Quincy October 7th. 1811
Since my Letter to you of the fifteenth in answer to yours of the fith of September, We have received undoubted intelligence, that my Son has declined his appointment as Judge, and that he will not return to America this year, You may therefore write with confidence that if your Letters reach St Petersburg, they will there find him.
The condition of his family rendered it impossible to embark for America this year and compelled him to remain another Winter though it should be at his own private expence as it must have been had he been superceded.
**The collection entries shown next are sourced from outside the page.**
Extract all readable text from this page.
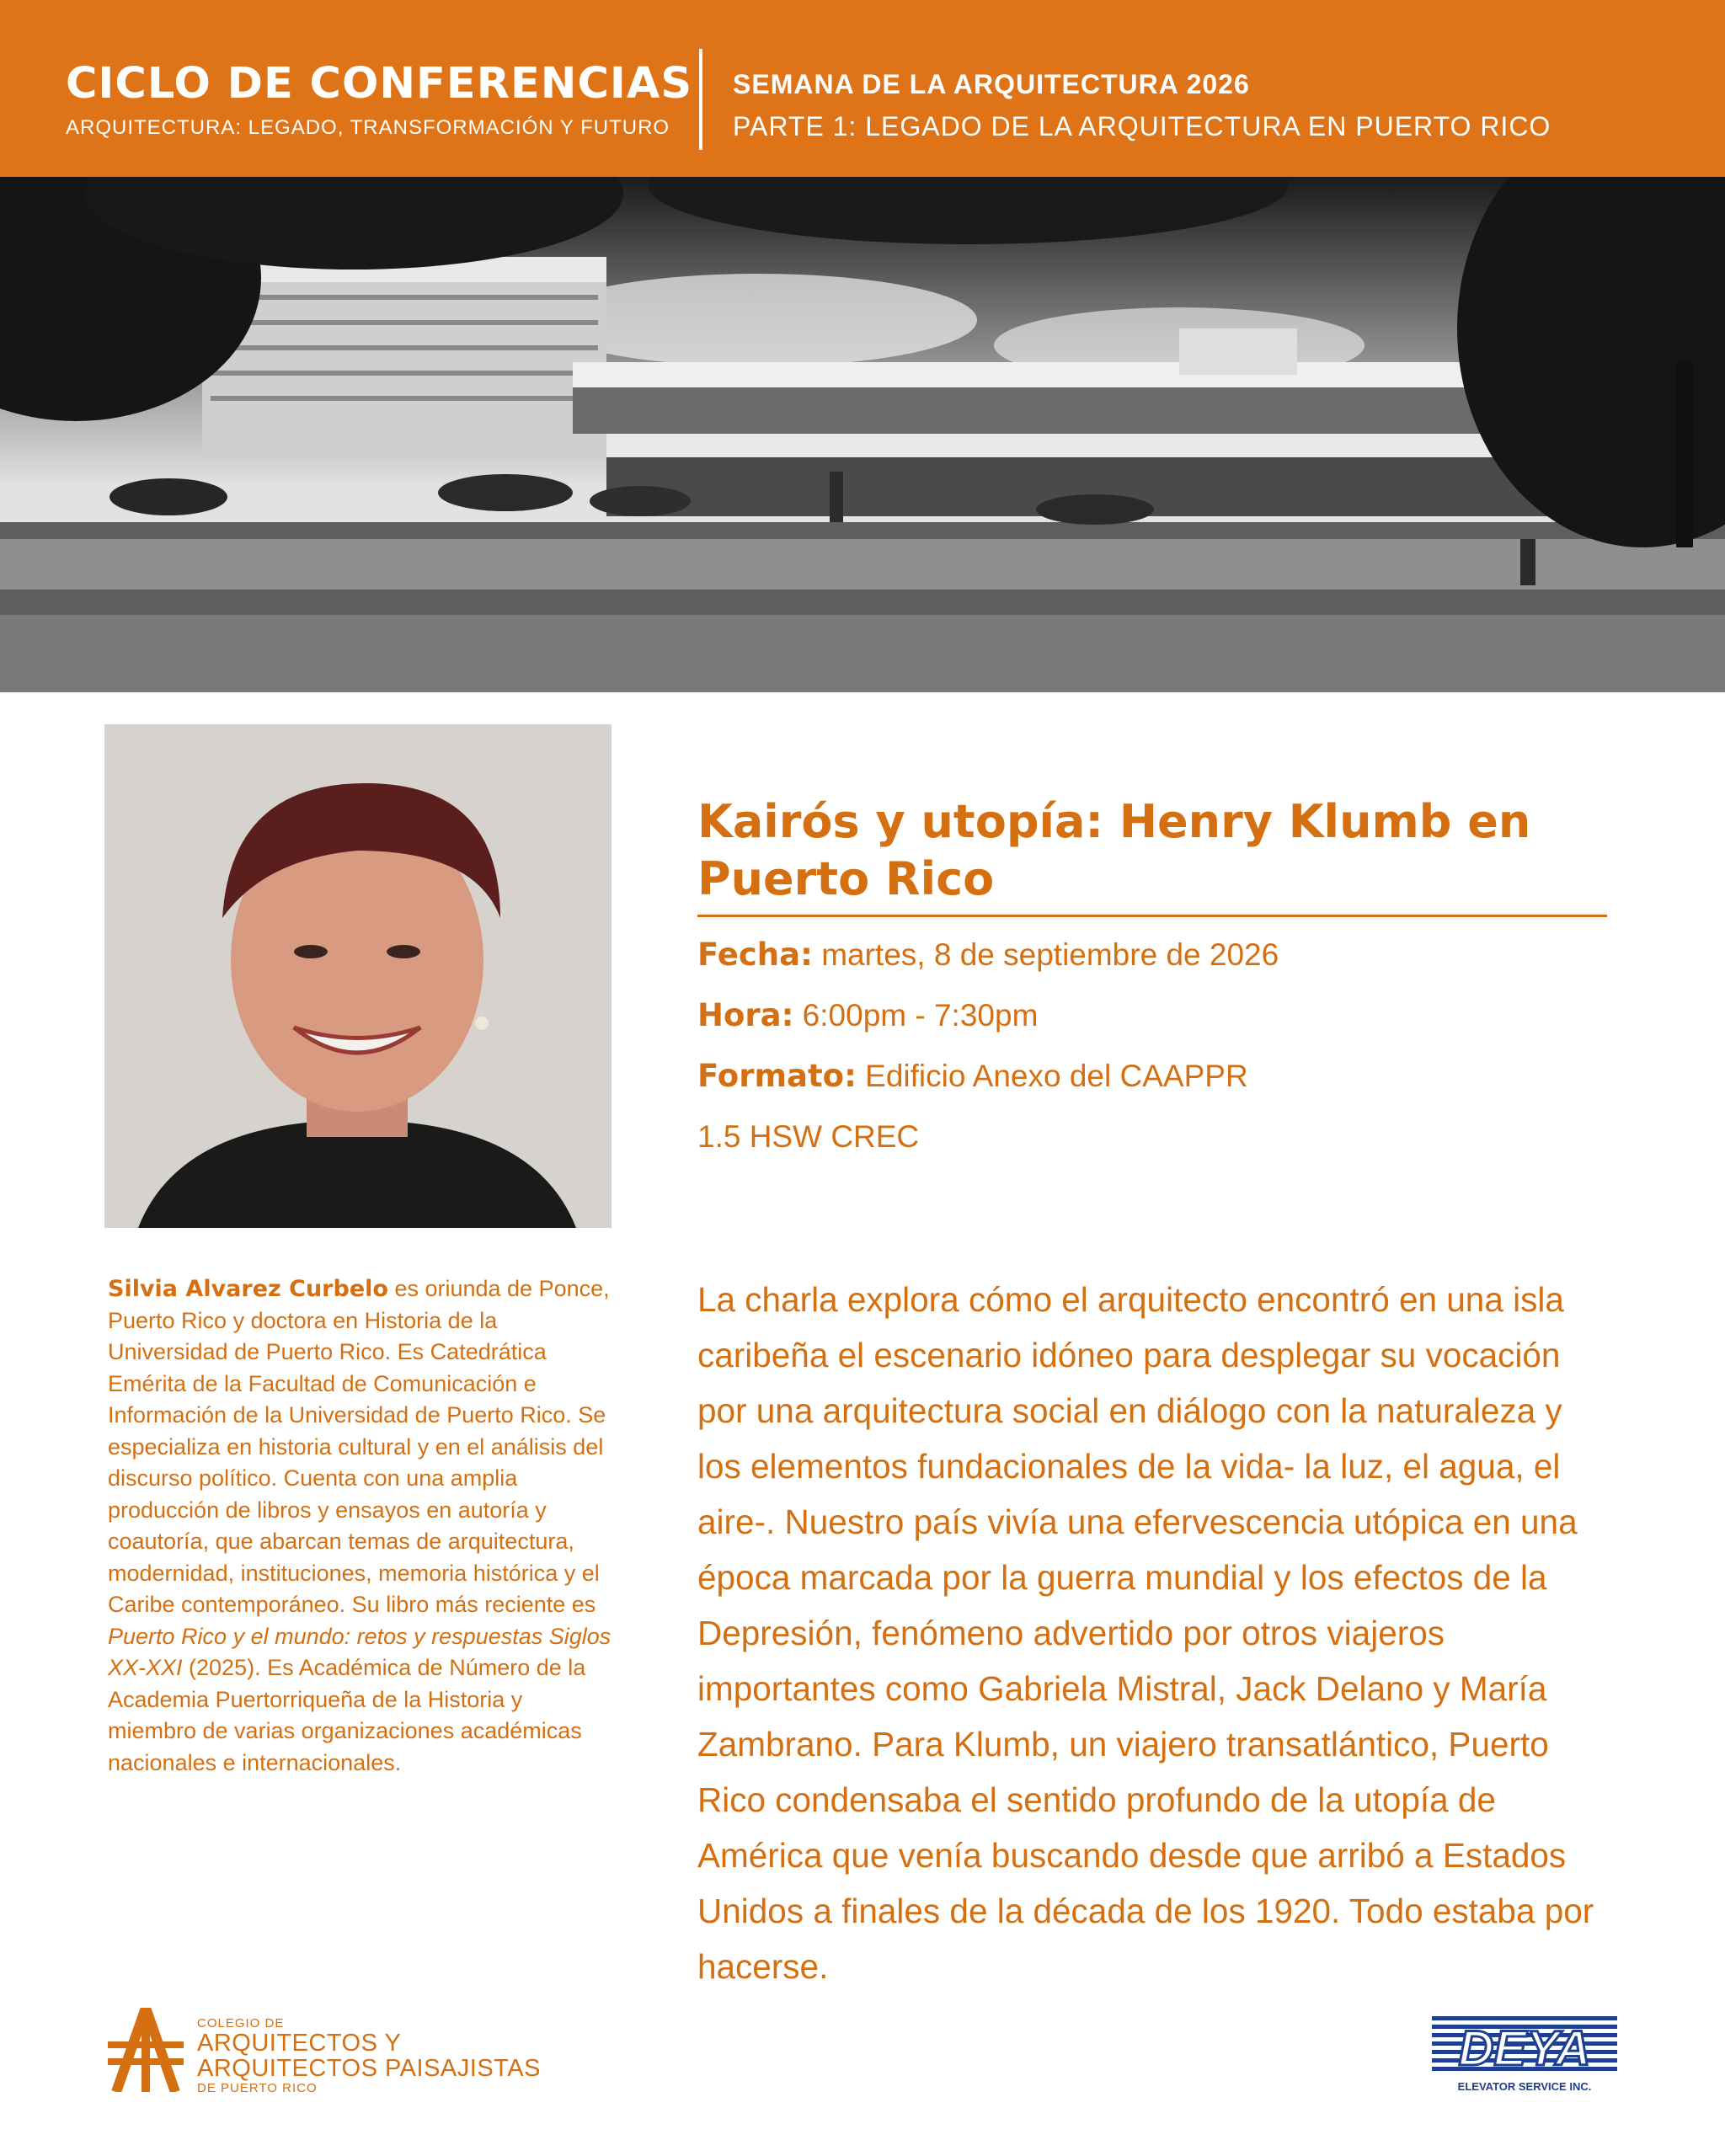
CICLO DE CONFERENCIAS
ARQUITECTURA: LEGADO, TRANSFORMACIÓN Y FUTURO
SEMANA DE LA ARQUITECTURA 2026
PARTE 1: LEGADO DE LA ARQUITECTURA EN PUERTO RICO
Kairós y utopía: Henry Klumb en Puerto Rico
Fecha: martes, 8 de septiembre de 2026
Hora: 6:00pm - 7:30pm
Formato: Edificio Anexo del CAAPPR
1.5 HSW CREC
Silvia Alvarez Curbelo es oriunda de Ponce, Puerto Rico y doctora en Historia de la Universidad de Puerto Rico. Es Catedrática Emérita de la Facultad de Comunicación e Información de la Universidad de Puerto Rico. Se especializa en historia cultural y en el análisis del discurso político. Cuenta con una amplia producción de libros y ensayos en autoría y coautoría, que abarcan temas de arquitectura, modernidad, instituciones, memoria histórica y el Caribe contemporáneo. Su libro más reciente es Puerto Rico y el mundo: retos y respuestas Siglos XX-XXI (2025). Es Académica de Número de la Academia Puertorriqueña de la Historia y miembro de varias organizaciones académicas nacionales e internacionales.
La charla explora cómo el arquitecto encontró en una isla caribeña el escenario idóneo para desplegar su vocación por una arquitectura social en diálogo con la naturaleza y los elementos fundacionales de la vida- la luz, el agua, el aire-. Nuestro país vivía una efervescencia utópica en una época marcada por la guerra mundial y los efectos de la Depresión, fenómeno advertido por otros viajeros importantes como Gabriela Mistral, Jack Delano y María Zambrano. Para Klumb, un viajero transatlántico, Puerto Rico condensaba el sentido profundo de la utopía de América que venía buscando desde que arribó a Estados Unidos a finales de la década de los 1920. Todo estaba por hacerse.
COLEGIO DE
ARQUITECTOS Y
ARQUITECTOS PAISAJISTAS
DE PUERTO RICO
DEYA
ELEVATOR SERVICE INC.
You are pleased to say that my correspondence in the Boston Patriot is read by many. It is read by some: but I believe by very few. It is not the fashion to read it. Indeed I am not solicitous for a great number of present Readers Some Harbottle, Dorr, some Johnny Choffat and possibly some Parson Prince, may preserve the paper among his Collection of Curiosities: and some future Historian may look into it and find Corrections of innumerable Errors and Corruptions of Tradition and History too, that have already crept into print.
Your “voice is still for peace.” “Thy will be done” is my prayer, and I know of no surer interpreter of that will, than the decision of our own Government.
War however in my humble judgment would be better than a long continuance of Embargo’s and Non Importation Laws. I am Sir with much Esteem your humble Servant
MHi: Adams Family Papers, Letterbooks.